O IMPASSE que deixa animais de rua sem acolhimento em Jundiaí, SP

A foto acima, publicada no último dia 7, chocou muita gente. Mais ainda pela história que há por trás do cachorro morto na beira da estrada de terra batida. Ele morreu a poucos metros da UIPA Jundiaí, União Internacional Protetora dos Animais, no Ivoturucaia. É o retrato do que está ocorrendo hoje quando os animais de rua são o assunto: um grande impasse, como o próprio promotor do Meio Ambiente, Claudemir Battalini (foto abaio) disse ao Jundiaí Agora – JA.

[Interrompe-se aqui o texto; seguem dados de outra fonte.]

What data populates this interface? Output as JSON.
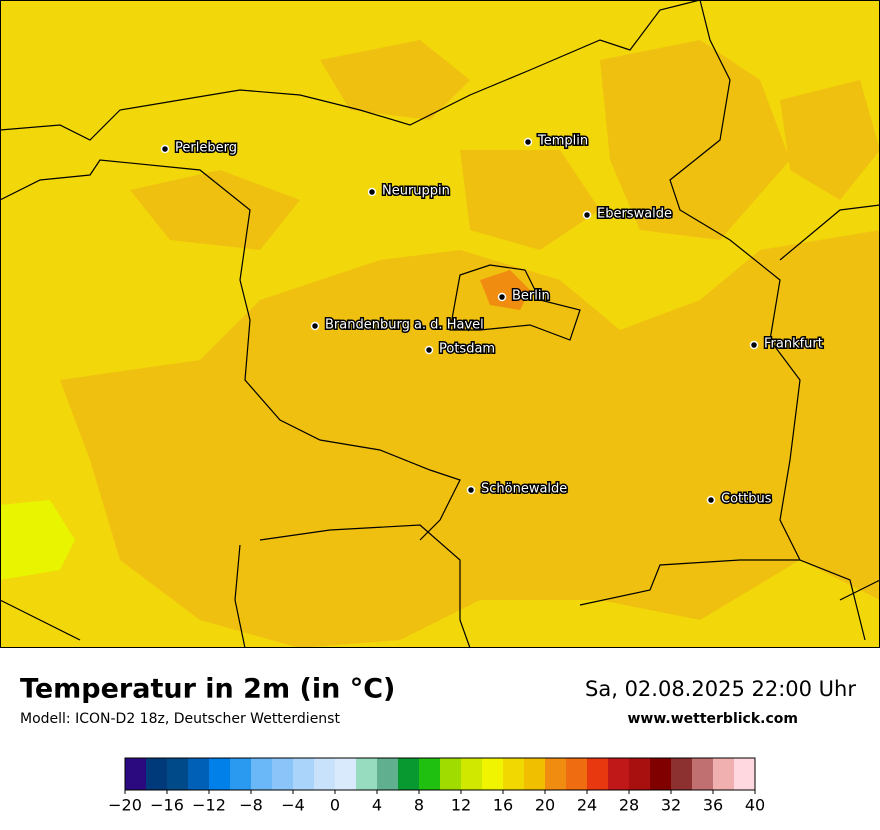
{
  "map": {
    "cities": [
      "Perleberg",
      "Templin",
      "Neuruppin",
      "Eberswalde",
      "Berlin",
      "Brandenburg a. d. Havel",
      "Potsdam",
      "Frankfurt",
      "Schönewalde",
      "Cottbus"
    ]
  },
  "footer": {
    "title": "Temperatur in 2m (in °C)",
    "subtitle": "Modell: ICON-D2 18z, Deutscher Wetterdienst",
    "datetime": "Sa, 02.08.2025 22:00 Uhr",
    "website": "www.wetterblick.com"
  },
  "colorbar": {
    "lim": [
      -20,
      40
    ],
    "colors": [
      "#2a0a7e",
      "#003a7a",
      "#004a8a",
      "#0060b8",
      "#0080e8",
      "#2a9af0",
      "#6ab8f8",
      "#8ac4f8",
      "#aad4fa",
      "#c8e2fc",
      "#d8eafc",
      "#98dcc0",
      "#60b090",
      "#089a30",
      "#20c010",
      "#a0dc00",
      "#d0e800",
      "#f0f400",
      "#f0d800",
      "#f0c000",
      "#f08c10",
      "#f06c10",
      "#e83810",
      "#c01818",
      "#a81010",
      "#800000",
      "#8c3030",
      "#c07070",
      "#f0b0b0",
      "#ffd8e0"
    ],
    "ticks": [
      {
        "value": -20,
        "label": "−20"
      },
      {
        "value": -16,
        "label": "−16"
      },
      {
        "value": -12,
        "label": "−12"
      },
      {
        "value": -8,
        "label": "−8"
      },
      {
        "value": -4,
        "label": "−4"
      },
      0,
      4,
      8,
      12,
      16,
      20,
      24,
      28,
      32,
      36,
      40
    ]
  }
}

É fácil entender porque Battalini não quer mais cães na instituição. Com capacidade para 150 animais, a UIPA abrigava 300 no dia 16 de fevereiro. Mesmo com todo o esforço dos voluntários, é impossível cuidar de tantos cães e gatos abandonados. Foi neste dia, quando mais dois cães foram deixados no portão, que Carmela Panizza, presidente da entidade, decidiu cobrar ações do Debea, Departamento de Bem Estar Animal, órgão ligado à Prefeitura.

De lá pra cá, as coisas só pioraram. Bichos que antes eram deixados sob sol e chuva nas proximidades da UIPA passaram a ser arremessados por cima do muro. Literalmente jogados para dentro da entidade. A morte do cão, tão dramaticamente registrada na fotografia, deixou claro que uma solução precisa ser encontrada.

Em meio à polêmica envolvendo a UIPA, ativistas da causa animal, pessoas que recolhem bichos por conta própria, decidiram fazer uma manifestação no dia 21 de fevereiro para exigir que a Prefeitura assuma a responsabilidade pelos animais que vivem nas ruas. Sara Penteado falou para o JA que animais recolhidos em Jundiaí vivem em verdadeiros campos de concentração. Os apelos dos protetores ecoou na Prefeitura e na última terça-feira, o Debea fez a castração de 87 animais que são cuidados por protetoras.

O Departamento de Bem Estar Animal, que fica no parque Centenário, tem uma resposta pronta sempre que é questionado sobre os problemas de cães e gatos que vagam pela cidade. “O Debea oferta atendimento veterinário, com acolhimento somente em casos de animais feridos com risco de morte.

Desde a sua concepção, o órgão presta serviços relacionados a atendimentos veterinários e exames, castrações, conscientização para adoção e microchipagem, além de trabalhos educacionais em escolas sobre a guarda responsável. É importante destacar que o abandono e maus tratos a animais são crimes.

Somente no ano passado, o Debea ampliou o atendimento em 10% em relação ao que foi ofertado nos anos anteriores, tanto em castrações como nos demais atendimentos, inclusive para os animais de pessoas de baixa renda ou em vulnerabilidade social. Para este ano, a meta é ampliar, no mínimo em 33% o número de castrações. O espaço está em reforma para melhoria na qualidade das instalações para atender cães e gatos, incluindo a adequação do centro cirúrgico do prédio”.

Leia a entrevista que o promotor Claudemir Battalini deu ao JA:

O senhor orientou a direção da UIPA a não recolher mais animais. Por quê?

Os cães e gatos sofrem abandonados e sofrem presos em lugares lotados. Há um impasse. A UIPA não tem como recolher mais animais. O Debea diz que não tem como fazer o recolhimento e que não tem obrigação legal para isto.

Como resolver esta situação?

Estamos trabalhando para tentar equacionar este dilema. Enquanto isso a mobilização da sociedade exigindo mais ações é muito importante e imprescindível.

O que esperar da população?

É essencial que as pessoas assumam suas responsabilidades e não deixem seus animais procriarem e muito menos os abandonem. O problema só existe pela falta de educação de muita gente que comete crime abandonando animais. Em caso de informações a Polícia deve ser acionada para que os infratores respondam criminalmente.

O problema é conseguir identificar e prender quem abandona animais…

Sim, o difícil é prender os responsáveis.